Medium frequency sonography (7.5–10 MHz) can reveal deep skin layers, veins, and lymphatic nodes. It is important, for e.g., during a preliminary diagnosis of malignant tumors and examination of primary tumor and regional lymphatic nodes. Any suspicious lymphatic nodes are investigated during the planning and diagnostic phases as well as during follow-ups and therapeutic monitoring.
High-frequency sonography (20–50 MHz) is used for the examination of epidermis, dermis and subcutis, for e.g., preoperative measurement of the thickness of malignant melanoma.
UVA radiation (365 nm) emitted by the wood-light can produce colored fluorescence of hair and skin in case of specific skin alterations. A green fluorescence in case of microspore, red fluorescence in case of erythrism, white in case of onychomycosis and vitiligo is observed.

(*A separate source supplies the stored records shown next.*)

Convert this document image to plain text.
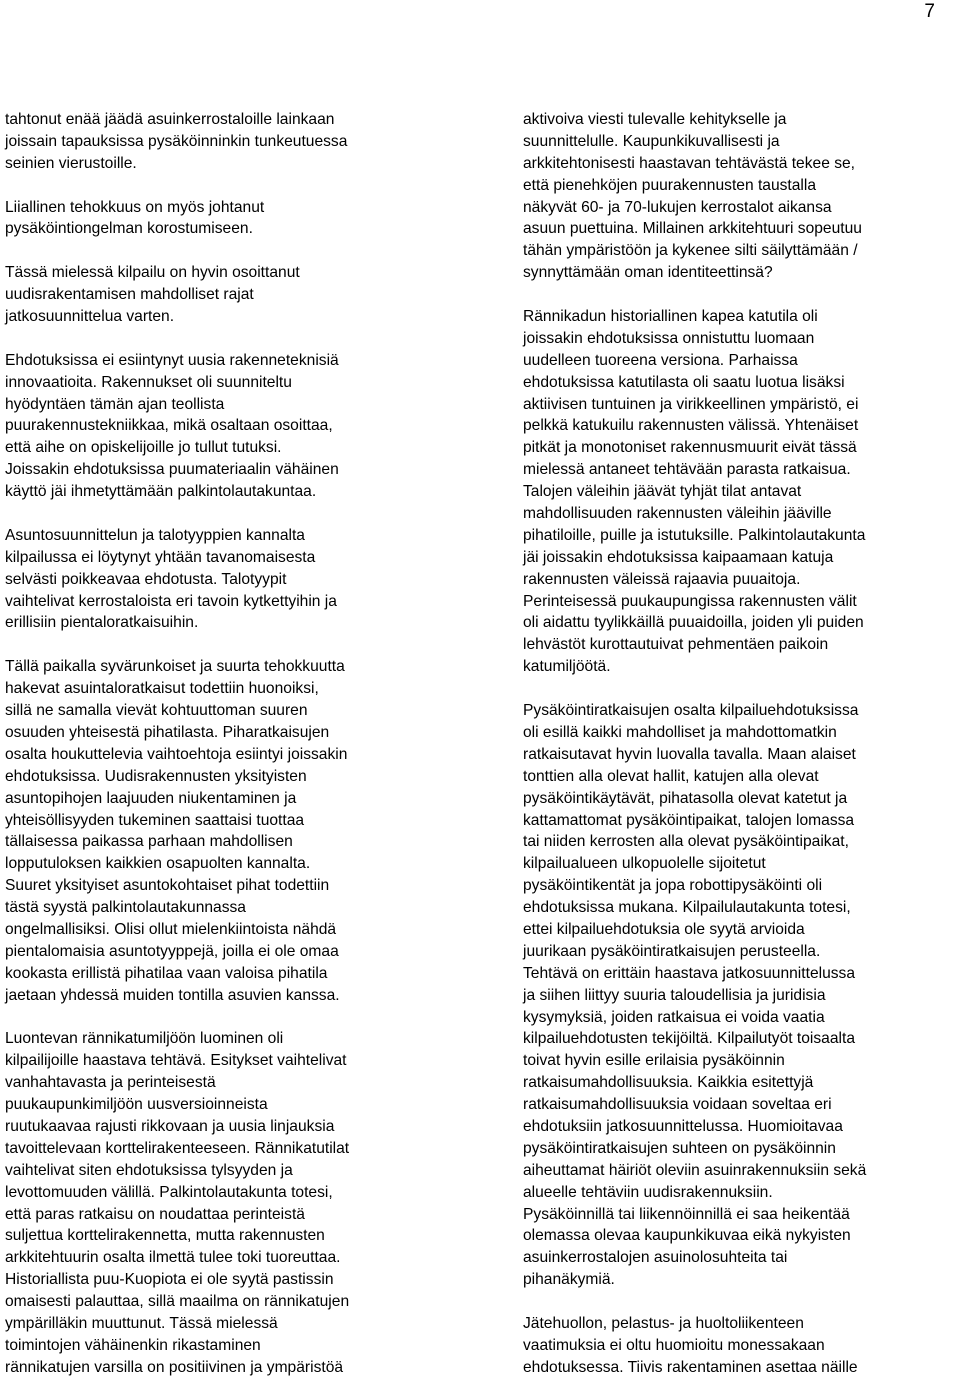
7
tahtonut enää jäädä asuinkerrostaloille lainkaan
joissain tapauksissa pysäköinninkin tunkeutuessa
seinien vierustoille.
Liiallinen tehokkuus on myös johtanut
pysäköintiongelman korostumiseen.
Tässä mielessä kilpailu on hyvin osoittanut
uudisrakentamisen mahdolliset rajat
jatkosuunnittelua varten.
Ehdotuksissa ei esiintynyt uusia rakenneteknisiä
innovaatioita. Rakennukset oli suunniteltu
hyödyntäen tämän ajan teollista
puurakennustekniikkaa, mikä osaltaan osoittaa,
että aihe on opiskelijoille jo tullut tutuksi.
Joissakin ehdotuksissa puumateriaalin vähäinen
käyttö jäi ihmetyttämään palkintolautakuntaa.
Asuntosuunnittelun ja talotyyppien kannalta
kilpailussa ei löytynyt yhtään tavanomaisesta
selvästi poikkeavaa ehdotusta. Talotyypit
vaihtelivat kerrostaloista eri tavoin kytkettyihin ja
erillisiin pientaloratkaisuihin.
Tällä paikalla syvärunkoiset ja suurta tehokkuutta
hakevat asuintaloratkaisut todettiin huonoiksi,
sillä ne samalla vievät kohtuuttoman suuren
osuuden yhteisestä pihatilasta. Piharatkaisujen
osalta houkuttelevia vaihtoehtoja esiintyi joissakin
ehdotuksissa. Uudisrakennusten yksityisten
asuntopihojen laajuuden niukentaminen ja
yhteisöllisyyden tukeminen saattaisi tuottaa
tällaisessa paikassa parhaan mahdollisen
lopputuloksen kaikkien osapuolten kannalta.
Suuret yksityiset asuntokohtaiset pihat todettiin
tästä syystä palkintolautakunnassa
ongelmallisiksi. Olisi ollut mielenkiintoista nähdä
pientalomaisia asuntotyyppejä, joilla ei ole omaa
kookasta erillistä pihatilaa vaan valoisa pihatila
jaetaan yhdessä muiden tontilla asuvien kanssa.
Luontevan rännikatumiljöön luominen oli
kilpailijoille haastava tehtävä. Esitykset vaihtelivat
vanhahtavasta ja perinteisestä
puukaupunkimiljöön uusversioinneista
ruutukaavaa rajusti rikkovaan ja uusia linjauksia
tavoittelevaan korttelirakenteeseen. Rännikatutilat
vaihtelivat siten ehdotuksissa tylsyyden ja
levottomuuden välillä. Palkintolautakunta totesi,
että paras ratkaisu on noudattaa perinteistä
suljettua korttelirakennetta, mutta rakennusten
arkkitehtuurin osalta ilmettä tulee toki tuoreuttaa.
Historiallista puu-Kuopiota ei ole syytä pastissin
omaisesti palauttaa, sillä maailma on rännikatujen
ympärilläkin muuttunut. Tässä mielessä
toimintojen vähäinenkin rikastaminen
rännikatujen varsilla on positiivinen ja ympäristöä
aktivoiva viesti tulevalle kehitykselle ja
suunnittelulle. Kaupunkikuvallisesti ja
arkkitehtonisesti haastavan tehtävästä tekee se,
että pienehköjen puurakennusten taustalla
näkyvät 60- ja 70-lukujen kerrostalot aikansa
asuun puettuina. Millainen arkkitehtuuri sopeutuu
tähän ympäristöön ja kykenee silti säilyttämään /
synnyttämään oman identiteettinsä?
Rännikadun historiallinen kapea katutila oli
joissakin ehdotuksissa onnistuttu luomaan
uudelleen tuoreena versiona. Parhaissa
ehdotuksissa katutilasta oli saatu luotua lisäksi
aktiivisen tuntuinen ja virikkeellinen ympäristö, ei
pelkkä katukuilu rakennusten välissä. Yhtenäiset
pitkät ja monotoniset rakennusmuurit eivät tässä
mielessä antaneet tehtävään parasta ratkaisua.
Talojen väleihin jäävät tyhjät tilat antavat
mahdollisuuden rakennusten väleihin jääville
pihatiloille, puille ja istutuksille. Palkintolautakunta
jäi joissakin ehdotuksissa kaipaamaan katuja
rakennusten väleissä rajaavia puuaitoja.
Perinteisessä puukaupungissa rakennusten välit
oli aidattu tyylikkäillä puuaidoilla, joiden yli puiden
lehvästöt kurottautuivat pehmentäen paikoin
katumiljöötä.
Pysäköintiratkaisujen osalta kilpailuehdotuksissa
oli esillä kaikki mahdolliset ja mahdottomatkin
ratkaisutavat hyvin luovalla tavalla. Maan alaiset
tonttien alla olevat hallit, katujen alla olevat
pysäköintikäytävät, pihatasolla olevat katetut ja
kattamattomat pysäköintipaikat, talojen lomassa
tai niiden kerrosten alla olevat pysäköintipaikat,
kilpailualueen ulkopuolelle sijoitetut
pysäköintikentät ja jopa robottipysäköinti oli
ehdotuksissa mukana. Kilpailulautakunta totesi,
ettei kilpailuehdotuksia ole syytä arvioida
juurikaan pysäköintiratkaisujen perusteella.
Tehtävä on erittäin haastava jatkosuunnittelussa
ja siihen liittyy suuria taloudellisia ja juridisia
kysymyksiä, joiden ratkaisua ei voida vaatia
kilpailuehdotusten tekijöiltä. Kilpailutyöt toisaalta
toivat hyvin esille erilaisia pysäköinnin
ratkaisumahdollisuuksia. Kaikkia esitettyjä
ratkaisumahdollisuuksia voidaan soveltaa eri
ehdotuksiin jatkosuunnittelussa. Huomioitavaa
pysäköintiratkaisujen suhteen on pysäköinnin
aiheuttamat häiriöt oleviin asuinrakennuksiin sekä
alueelle tehtäviin uudisrakennuksiin.
Pysäköinnillä tai liikennöinnillä ei saa heikentää
olemassa olevaa kaupunkikuvaa eikä nykyisten
asuinkerrostalojen asuinolosuhteita tai
pihanäkymiä.
Jätehuollon, pelastus- ja huoltoliikenteen
vaatimuksia ei oltu huomioitu monessakaan
ehdotuksessa. Tiivis rakentaminen asettaa näille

In case of ambiguous diagnosis or to confirm a diagnosis, a biopsy of the skin can be performed. In this procedure, parts of the skin changes are excised as punching cylinders or small spindles of the skin. After fixation of the tissue sample, it can be histologically examined microscopically to detect and identify the skin disease.
In addition to the evaluation of epidermis, dermis and subcutis, it is possible to evaluate cancerous processes or autoimmunological illnesses using immunohistochemical analyses (antigen-antibody reactions) as well as immunofluorescence.